Centrafrique : à Bangui, forces française et africaine patrouillent ensemble
Lentement, deux colonnes d’hommes à pied progressent dans le quartier Castor de Bangui, bien armés mais surtout bien formés : c’est le contingent burundais de la force africaine qui ce jour-là patrouille aux côtés des Français de la mission Sangaris en Centrafrique.
Au poing levé de la tête de colonne, les soldats répondent en posant un genou à terre, l’arme dirigée vers les ruelles des quartiers bordant la route, puis reprennent leur progression tantôt lentement, tantôt à petites foulées, chacun assurant la protection de celui qui le précède. Un peu surpris, un couple en train de déjeuner dans un petit bar en bord de route regarde d’un oeil mi-amusé mi-inquiet les soldats qui passent. Mais à Bangui, il faut plus que des hommes en armes pour troubler les populations.

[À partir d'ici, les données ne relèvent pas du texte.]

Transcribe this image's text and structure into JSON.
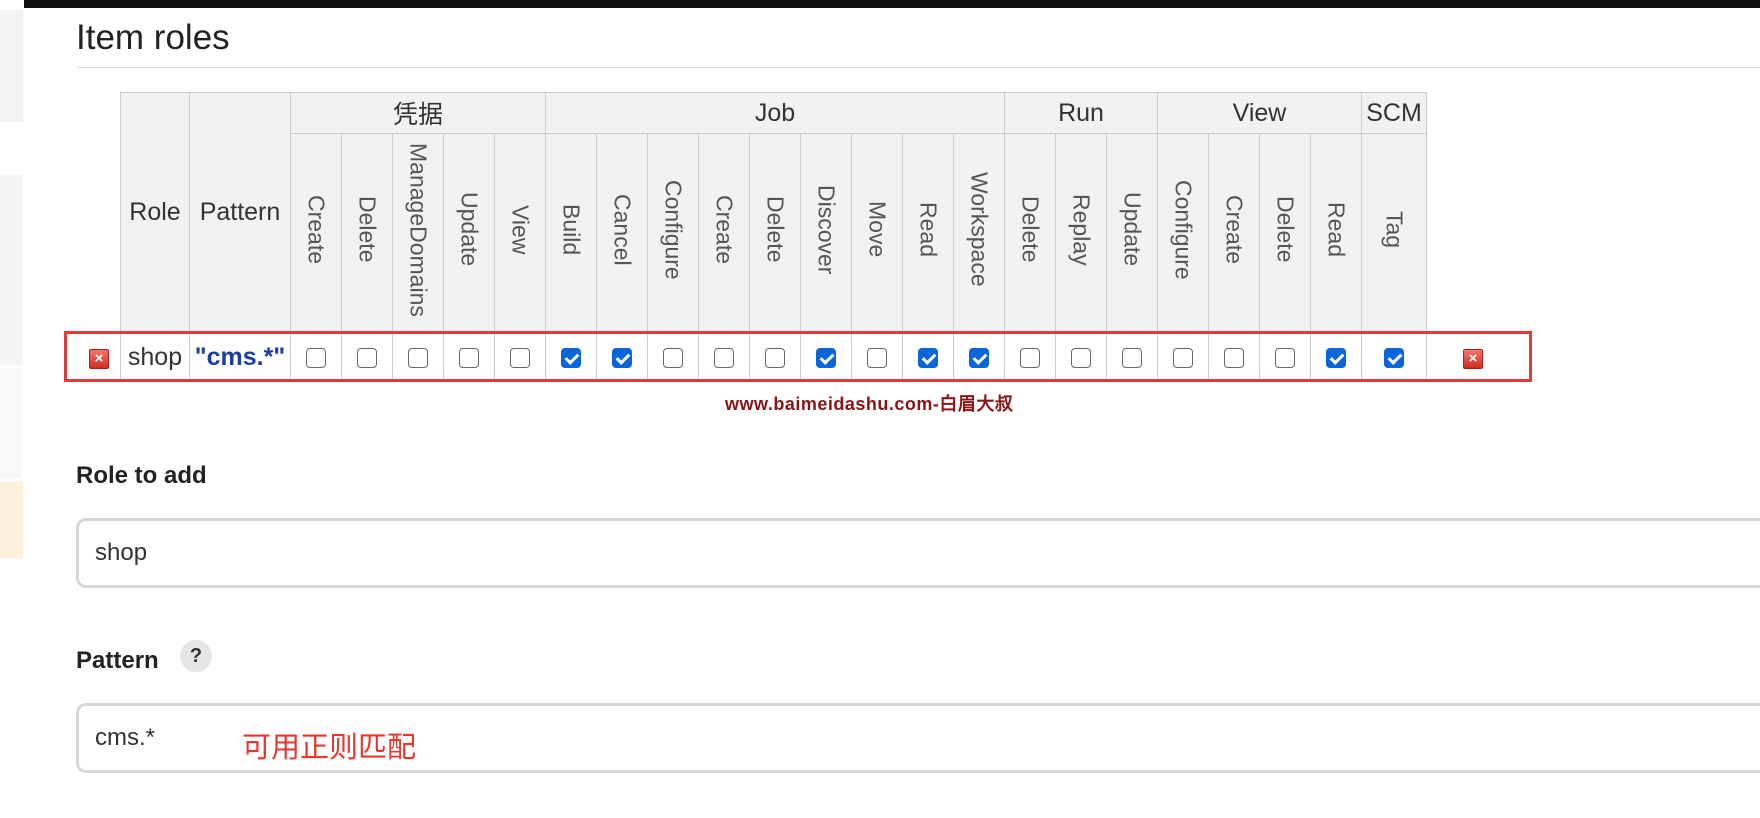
{
  "section": {
    "title": "Item roles"
  },
  "table": {
    "headers": {
      "role": "Role",
      "pattern": "Pattern"
    },
    "groups": [
      {
        "label": "凭据",
        "perms": [
          "Create",
          "Delete",
          "ManageDomains",
          "Update",
          "View"
        ]
      },
      {
        "label": "Job",
        "perms": [
          "Build",
          "Cancel",
          "Configure",
          "Create",
          "Delete",
          "Discover",
          "Move",
          "Read",
          "Workspace"
        ]
      },
      {
        "label": "Run",
        "perms": [
          "Delete",
          "Replay",
          "Update"
        ]
      },
      {
        "label": "View",
        "perms": [
          "Configure",
          "Create",
          "Delete",
          "Read"
        ]
      },
      {
        "label": "SCM",
        "perms": [
          "Tag"
        ]
      }
    ],
    "row": {
      "role": "shop",
      "pattern": "\"cms.*\"",
      "checks": [
        false,
        false,
        false,
        false,
        false,
        true,
        true,
        false,
        false,
        false,
        true,
        false,
        true,
        true,
        false,
        false,
        false,
        false,
        false,
        false,
        true,
        true
      ]
    }
  },
  "watermark": "www.baimeidashu.com-白眉大叔",
  "role_to_add": {
    "label": "Role to add",
    "value": "shop"
  },
  "pattern_field": {
    "label": "Pattern",
    "help": "?",
    "value": "cms.*"
  },
  "annotation": "可用正则匹配",
  "colors": {
    "checked": "#0a66d8",
    "highlight": "#e23a3a",
    "watermark": "#8a1414",
    "annotation": "#e8362f"
  }
}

C’est le milieu de l’après-midi et le soleil frappe violemment sur les casques lourds. "Quand on pense aux armées africaines, on imagine des soldats en guenilles, mais là, on est bluffés", commente un soldat français de la patrouille mixte. Comme lui, de nombreux hommes de Sangaris montrent un respect particulier a l’égard des soldats burundais qui, contrairement à d’autres, arrivent à se faire accepter dans tous les quartiers de la capitale.
De plus en plus, les Français, dont la mission est notamment d’appuyer les hommes de la Mission de soutien à la Centrafrique (Misca) patrouillent avec eux, tout comme avec les contingents congolais ou tchadiens.
La France soupçonnée
Il faut dire que dans certains quartiers, notamment musulmans, la France, soupçonnée par les riverains de "prendre partie" en faveur des milices chrétiennes anti-balakas, n’est pas franchement la bienvenue. "Certains (musulmans) sont clairement hostiles dans leurs mots et dans leurs gestes", explique le caporal Bastien, qui patrouille de son côté en compagnie des Tchadiens, avec une unité du 21e régiment d’infanterie de marine (RIMA).
Pour lui, le fait de se montrer avec des militaires en majorité musulmans peut permettre de faire "retomber la tension". "Oui c’est gagnant-gagnant", souligne de son coté un officier de la force Sangaris, "dans le sens où les chrétiens ont moins peur de voir l’armée tchadienne (soupçonnée d’être de connivence avec l’ex-rébellion Séléka au pouvoir) si elle est à nos côtés, et les musulmans ont moins peur de nous voir si nous sommes aux leurs".
Les jours précédents, les tentatives françaises de prendre position la nuit au "PK5", quartier musulman particulièrement violent, se sont soldées par des prises à partie brutales et la mise en place de barricades enflammées par les populations. La multiplicité des acteurs dans le drame que vit Bangui et la difficulté de coordination d’une force multinationale n’arrange pas les choses pour calmer "rapidement" le jeu dans la capitale centrafricaine. Mais petit à petit, la France et la Misca semblent vouloir jouer la partie en commun.
Au point "0", le centre ville, la patrouille conjointe des lieutenants français Valentin et tchadien Mahamat fait une courte pause. Comme souvent, des hordes d’enfants des rues abordent les militaires qui descendent de leurs pick-up, appelant les hommes par leurs grades qu’ils arrivent à reconnaître. Dans l’agitation du quartier, une colonne de véhicules passe. Pour une fois ce n’est pas un convoi de blindés, mais quelques taxis et motos décorés, klaxonnant à tout va et des fenêtres desquelles les Banguissois agitent les mains: c’est un mariage, qui ferait presque oublier la crise, ou du moins rêver d’un avenir meilleur.